The details in a company charter will vary, but publicly traded companies will usually have different ownership levels. For instance, there are three classes of securities: bondholders, preferred stockholders and common stockholders. Each has its benefits, but common stockholders are at the bottom of the hierarchy. They still have rights.
Common stockholder benefits
While more limited than other categories, they still can assert influence and reap financial gain. The benefits include:
- Ownership: Similar to other categories, they benefit from increasing stock’s value and can partake in the profits.
- Voting power: They may vote by proxy or individually to elect directors or on proposals for mergers, acquisitions and other significant issues.
- Dividends: They receive a portion but do decide on the amount paid.
- Transfer ownership: They can sell their stock, which enables them to cash in.

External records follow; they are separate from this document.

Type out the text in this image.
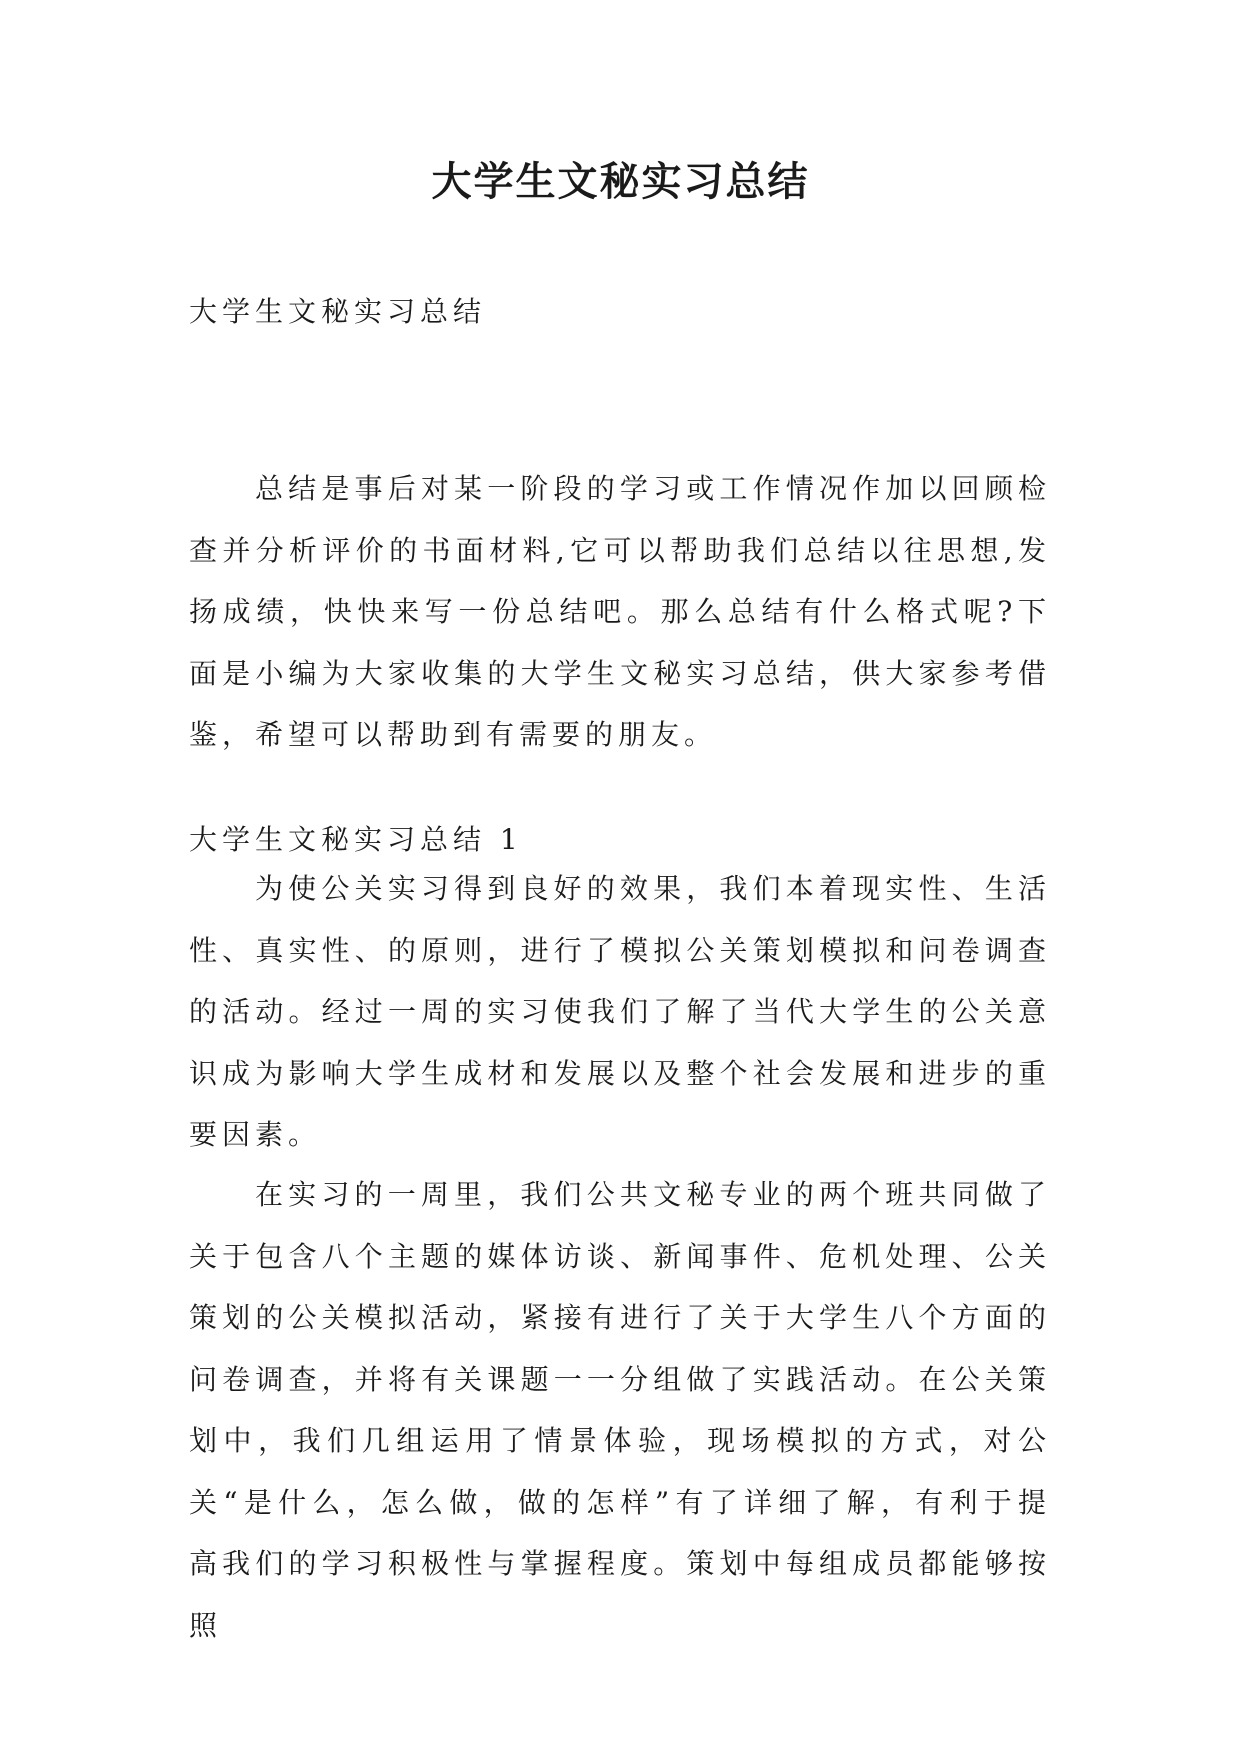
大学生文秘实习总结

大学生文秘实习总结

总结是事后对某一阶段的学习或工作情况作加以回顾检查并分析评价的书面材料,它可以帮助我们总结以往思想,发扬成绩，快快来写一份总结吧。那么总结有什么格式呢?下面是小编为大家收集的大学生文秘实习总结，供大家参考借鉴，希望可以帮助到有需要的朋友。

大学生文秘实习总结 1

为使公关实习得到良好的效果，我们本着现实性、生活性、真实性、的原则，进行了模拟公关策划模拟和问卷调查的活动。经过一周的实习使我们了解了当代大学生的公关意识成为影响大学生成材和发展以及整个社会发展和进步的重要因素。

在实习的一周里，我们公共文秘专业的两个班共同做了关于包含八个主题的媒体访谈、新闻事件、危机处理、公关策划的公关模拟活动，紧接有进行了关于大学生八个方面的问卷调查，并将有关课题一一分组做了实践活动。在公关策划中，我们几组运用了情景体验，现场模拟的方式，对公关“是什么，怎么做，做的怎样”有了详细了解，有利于提高我们的学习积极性与掌握程度。策划中每组成员都能够按照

- Access to the books: They have access to all fundamental documents, including company bylaws and board meeting minutes.
- Accountability: They can sue the company through a class action if there is a fiduciary breach or dispute.
Depending upon the business, there may be other benefits, such as discounts on the company’s services or products.
Understand your rights
Some laws regulate businesses and protect shareholders from poor corporate management or exploitation, but it is still wise to know and understand the rights enjoyed by common stock shareholders. There may be a time when they need to exercise them to protect their interests and those of the company.